Example 11. English to Spanish
« His business is prosperous. »
Coding level | Dictionary | Translated text |
---|---|---|
General | business = negocio | Su negocio es próspero. |
Intuitive | business = negocios | Sus negocios son prósperos. |
Here, the subject business will be translated into the Spanish plural form negocios and any dependent items will bear the plural inflection (verb, adjectives, determiners).
The features that fall into the realm of advanced coding are the best proof thus far of SYSTRAN’s high capacity for customization. These features allow a higher level of customization in translation, though a user must have a good general understanding of linguistic phenomena in order to act on the inflection of an entry.

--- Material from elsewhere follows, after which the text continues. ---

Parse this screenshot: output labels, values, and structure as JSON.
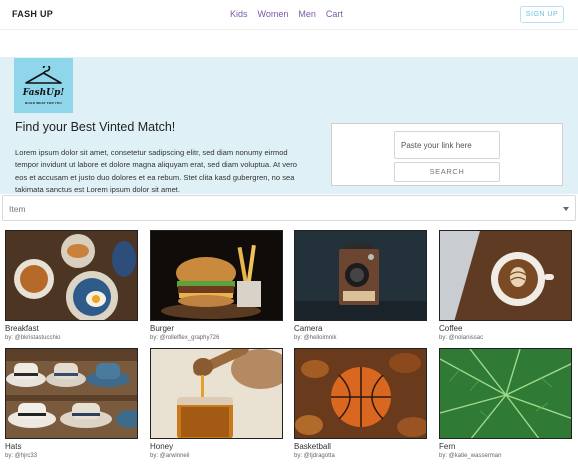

Advanced coding allows a higher level of personalization: it is the practice of adding advanced linguistic information (semantic, syntactic, morphological, contextual) on the nature of an entry. These linguistic clues are always enclosed in parenthesis.
Each language has its own set of linguistic clues.
Example 12. English to French dictionary
John (proper noun) (masculine)
Portugal = Portugal (country)
red = rouge (adjective)
check box = coche (feminine)
business = affaire (plural)
3.1. Morphology
3.1.1. Forcing the grammatical category
When the grammatical category of an entry is ambiguous, it is possible to specify it. It must be added in parenthesis next to the entry.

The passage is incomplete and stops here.